Until now, Donald Trump’s decision to forgo the customary State Department briefings before speaking to world leaders had sparked confusion and mild breaches of protocol. But his apparent lack of preparation before a call on Wednesday may have shifted the United States’ relationship with two key countries — and both have nuclear weapons.
If a readout released by Pakistan’s Press Information Bureau is to be believed, the president-elect gushed about Pakistani Prime Minister Muhammad Nawaz Sharif on the call, and offered to visit the nation. Here’s the full text:
Prime Minister Muhammad Nawaz Sharif called President-elect USA Donald Trump and felicitated him on his victory. President Trump said Prime Minister Nawaz Sharif you have a very good reputation. You are a terrific guy. You are doing amazing work which is visible in every way. I am looking forward to see you soon. As I am talking to you Prime Minister, I feel I am talking to a person I have known for long. Your country is amazing with tremendous opportunities. Pakistanis are one of the most intelligent people. I am ready and willing to play any role that you want me to play to address and find solutions to the outstanding problems. It will be an honor and I will personally do it. Feel free to call me any time even before 20th January that is before I assume my office.

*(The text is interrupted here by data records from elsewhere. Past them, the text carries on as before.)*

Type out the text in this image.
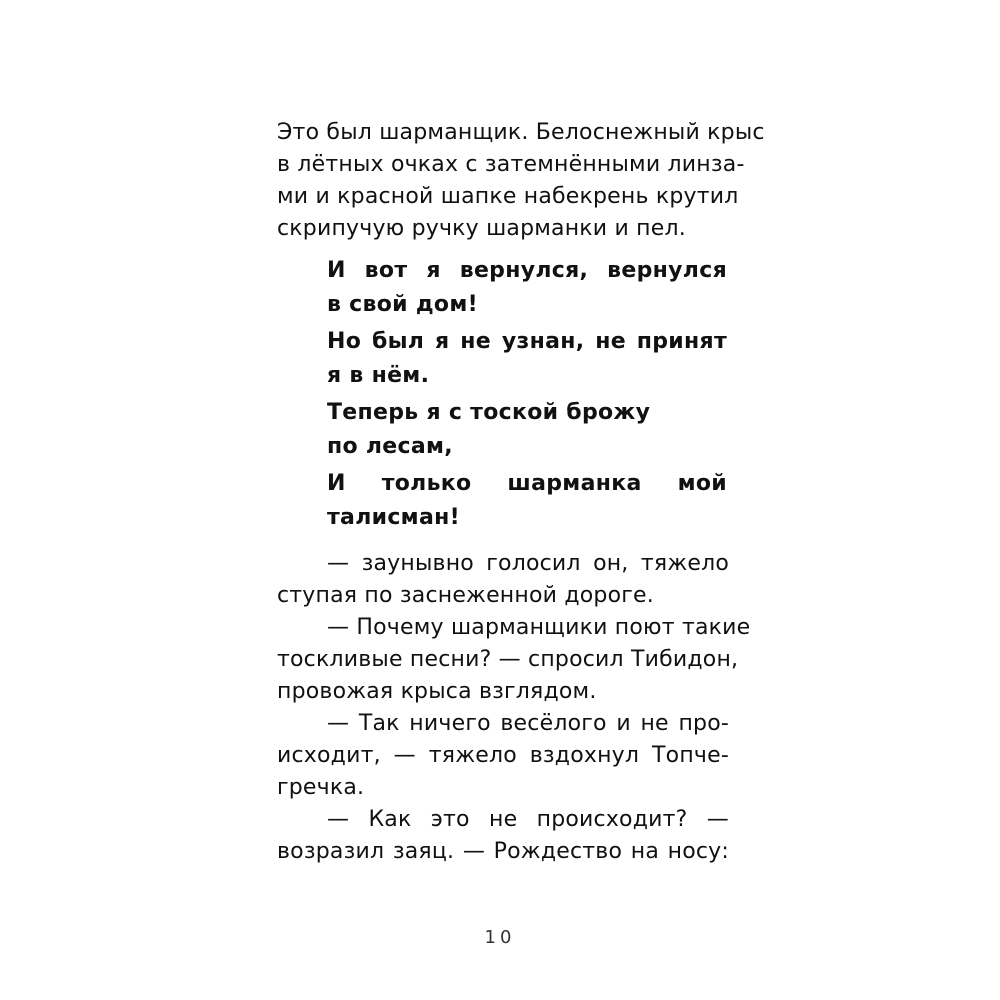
Это был шарманщик. Белоснежный крыс
в лётных очках с затемнёнными линза-
ми и красной шапке набекрень крутил
скрипучую ручку шарманки и пел.
И вот я вернулся, вернулся
в свой дом!
Но был я не узнан, не принят
я в нём.
Теперь я с тоской брожу
по лесам,
И только шарманка мой
талисман!
— заунывно голосил он, тяжело
ступая по заснеженной дороге.
— Почему шарманщики поют такие
тоскливые песни? — спросил Тибидон,
провожая крыса взглядом.
— Так ничего весёлого и не про-
исходит, — тяжело вздохнул Топче-
гречка.
— Как это не происходит? —
возразил заяц. — Рождество на носу:
10
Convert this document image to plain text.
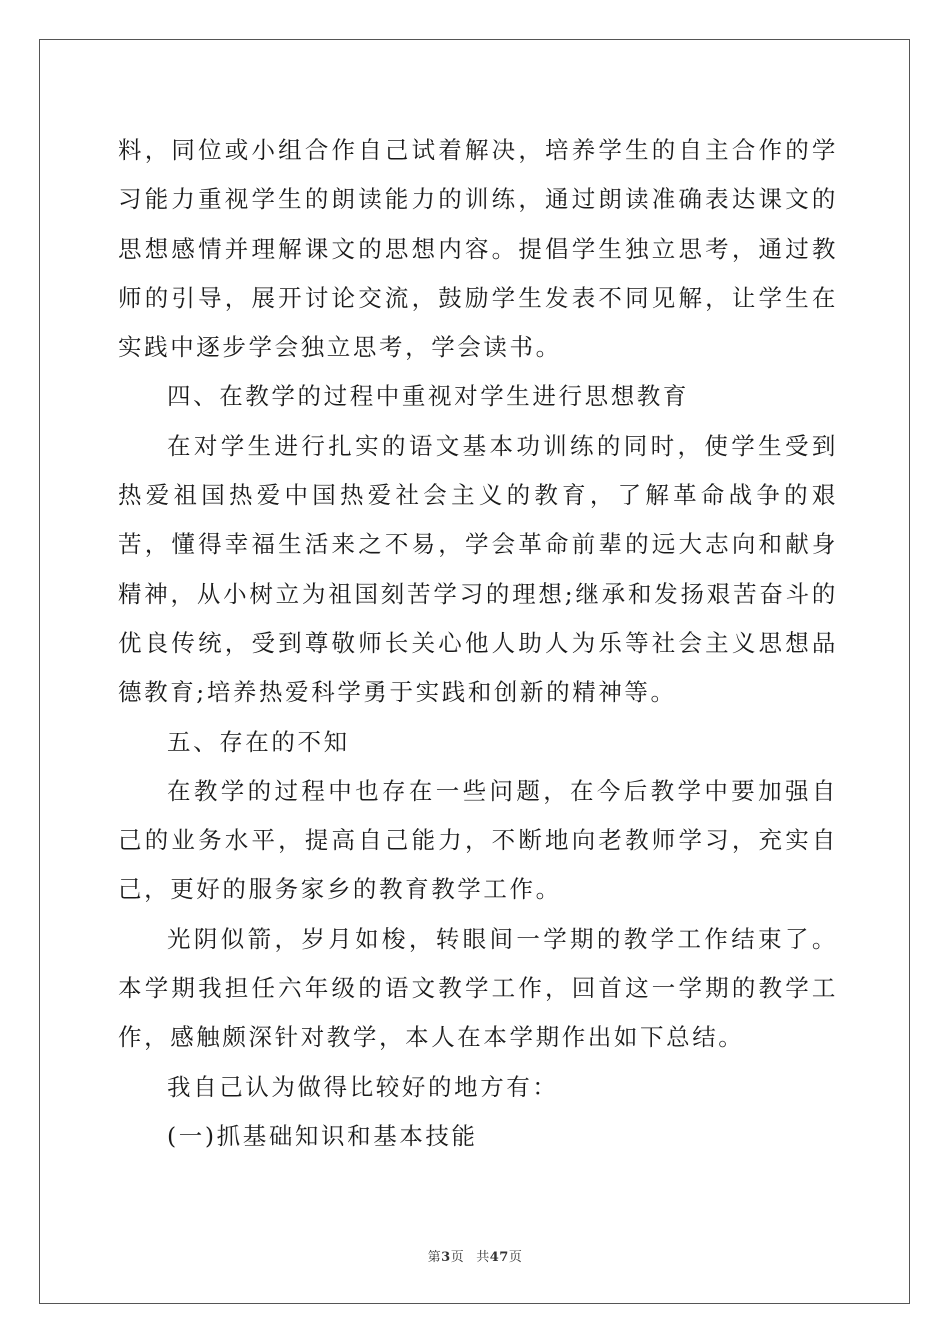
料，同位或小组合作自己试着解决，培养学生的自主合作的学习能力重视学生的朗读能力的训练，通过朗读准确表达课文的思想感情并理解课文的思想内容。提倡学生独立思考，通过教师的引导，展开讨论交流，鼓励学生发表不同见解，让学生在实践中逐步学会独立思考，学会读书。

四、在教学的过程中重视对学生进行思想教育

在对学生进行扎实的语文基本功训练的同时，使学生受到热爱祖国热爱中国热爱社会主义的教育，了解革命战争的艰苦，懂得幸福生活来之不易，学会革命前辈的远大志向和献身精神，从小树立为祖国刻苦学习的理想;继承和发扬艰苦奋斗的优良传统，受到尊敬师长关心他人助人为乐等社会主义思想品德教育;培养热爱科学勇于实践和创新的精神等。

五、存在的不知

在教学的过程中也存在一些问题，在今后教学中要加强自己的业务水平，提高自己能力，不断地向老教师学习，充实自己，更好的服务家乡的教育教学工作。

光阴似箭，岁月如梭，转眼间一学期的教学工作结束了。本学期我担任六年级的语文教学工作，回首这一学期的教学工作，感触颇深针对教学，本人在本学期作出如下总结。

我自己认为做得比较好的地方有：

(一)抓基础知识和基本技能

第3页 共47页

On being invited to visit Pakistan by the Prime Minister, Mr. Trump said that he would love to come to a fantastic country, fantastic place of fantastic people. Please convey to the Pakistani people that they are amazing and all Pakistanis I have known are exceptional people, said Mr. Donald Trump.
Trump’s office put out a statement saying they “had a productive conversation about how the United States and Pakistan will have a strong working relationship in the future.” However, it would not confirm whether Pakistan’s account of the conversation was correct.
Calling Pakistan “fantastic” would be quite the turnaround for Trump, since he tweeted this in 2012:
During the campaign, Trump also courted Hindu-Americans by promising that India and the U.S. would be “best friends” under the Trump administration. “There won’t be any relationship more important to us,” he said.
But Trump contradicting himself once again is the least concerning thing about the call. As Charles Tiefer, a professor at the University of Baltimore School of Law, wrote for Forbes, the readout suggests that Trump really should have chatted with the State Department before calling Sharif.
… he shows no awareness that the American military is enraged with Pakistan for how it props up forces in Afghanistan — the Haqqani network — that kill American soldiers. He probably doesn’t know.
Nor does he show awareness that President Obama and Prime Minister Modi of India had reached agreement on the important point of joint condemnation of Islamist terrorists based in Pakistan. He probably doesn’t know.
Nor does he show awareness that there has been delicate but real tension between Obama and Pakistan over its expanding armory of nuclear weapons. He does not show awareness that Pakistan, this year, has moved toward distributing tactical nuclear weapons to its army, a step that puts in jeopardy the very fabric of nuclear peace in the subcontinent. He probably doesn’t know.
Trump also appeared to make another casual offer to mediate the dispute between India and Pakistan over Kashmir, which did not go over well in India the first time he mentioned it.